Monday, December 7, 2015

"The Black Swan" and "Beloved": Mother Daughter Relationships

            About a week ago, I presented the first 98 pages of the Toni Morrison’s novel, “Beloved”. A part of my group presentation, we had the class divide into four groups. These four groups discussed their thoughts and ideas that they applied to the novel. The group I worked with started comparing “Beloved” to various films such as “A Bug’s Life” and “The Black Swan”. While I found both comparisons to be intriguing, I was really interested in finding the common factors between “Beloved” and the 2010 film, “The Black Swan”.
            When reading “Beloved”, many people find the reincarnation or the ghost of Beloved to be the most frightening component of the novel. But the more I looked into the relationship between Sethe and Denver, I came to realize that there is something more disturbing and unsettling about their relationship.  Denver was raised by a women who has no knowledge of how society works. Sethe has been a slave for almost all of her life and has been trying to survive. When Denver is born, it is the first time she is released from her past in a sense. Sethe is not a mother, she has no sense of what is normal or how to raise a child. She has stated that she didn’t know what to do while raising her daughter. Denver has been trapped with her emotionally broken mother her whole life and has been encased by trauma of her dead sister’s ghost that terrorizes the house. Denver has a tendency to act as though she is deprived of attention and affection from anyone in her family. Everyone in her family has left, it is only her and her sister, and the way she acts towards Paul D and Beloved (the grown up version) is very possessive and territorial.
            Darren Aronofsky’s film, “The Black Swan” mirrors the theme of dysfunctional relationships between mother and daughter. Nina, the young dancer has been living with her mother, Erica, who is a former dancer, her whole life. Nina and Erica seem oddly close with one another, in a not so healthy way. They really only seem to have each other, no other relationships or family members are shown in the film. The way the mother treats her daughter (who is certainly in her 20’s) as a child and gives off vibes that she and the daughter have a sexual relationship. There is a scene with Nina in the tub and she is started when she goes under water and sees blood, and then opens her eyes to see her mom on top of her. But then she gets out of the water and nobody is there. While all this was hallucination, I think it’s very symbolic in the fact that Nina never feels fully closed away from her mom.

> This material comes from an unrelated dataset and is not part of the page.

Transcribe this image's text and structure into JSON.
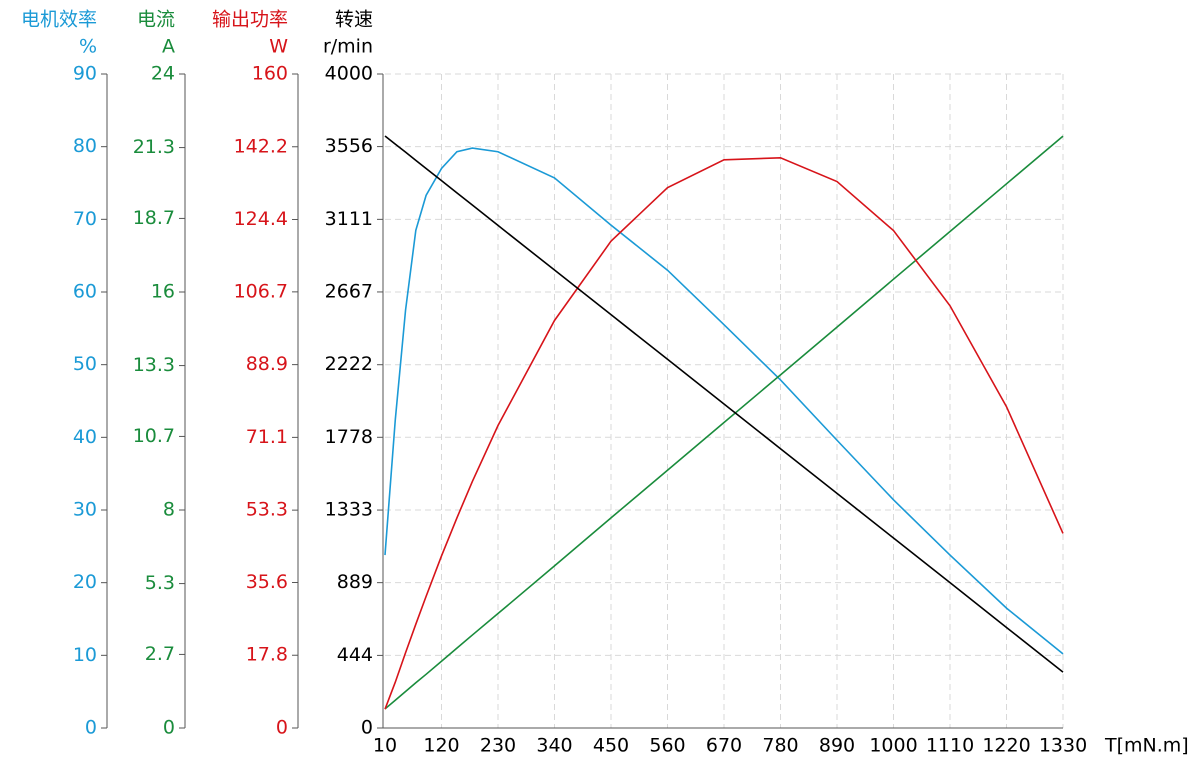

            The women in these fictional pieces are very interesting in the way they interact with one another. Is it possible trauma that distorts the norms of a mother/daughter relationship? I believe the past trauma in “The Black Swan” lies within the truth that Nina’s mother has been molesting her since she was a child. Sethe has been a slave for half of her life and was raped, beaten and tortured. Erica and Sethe have so many mental instabilities to them and they inflict that on their daughters. Should they even have had children of their own, and is it a vicious cycle, if Denver and Nina had children, would they impose the trauma from their mothers on their children?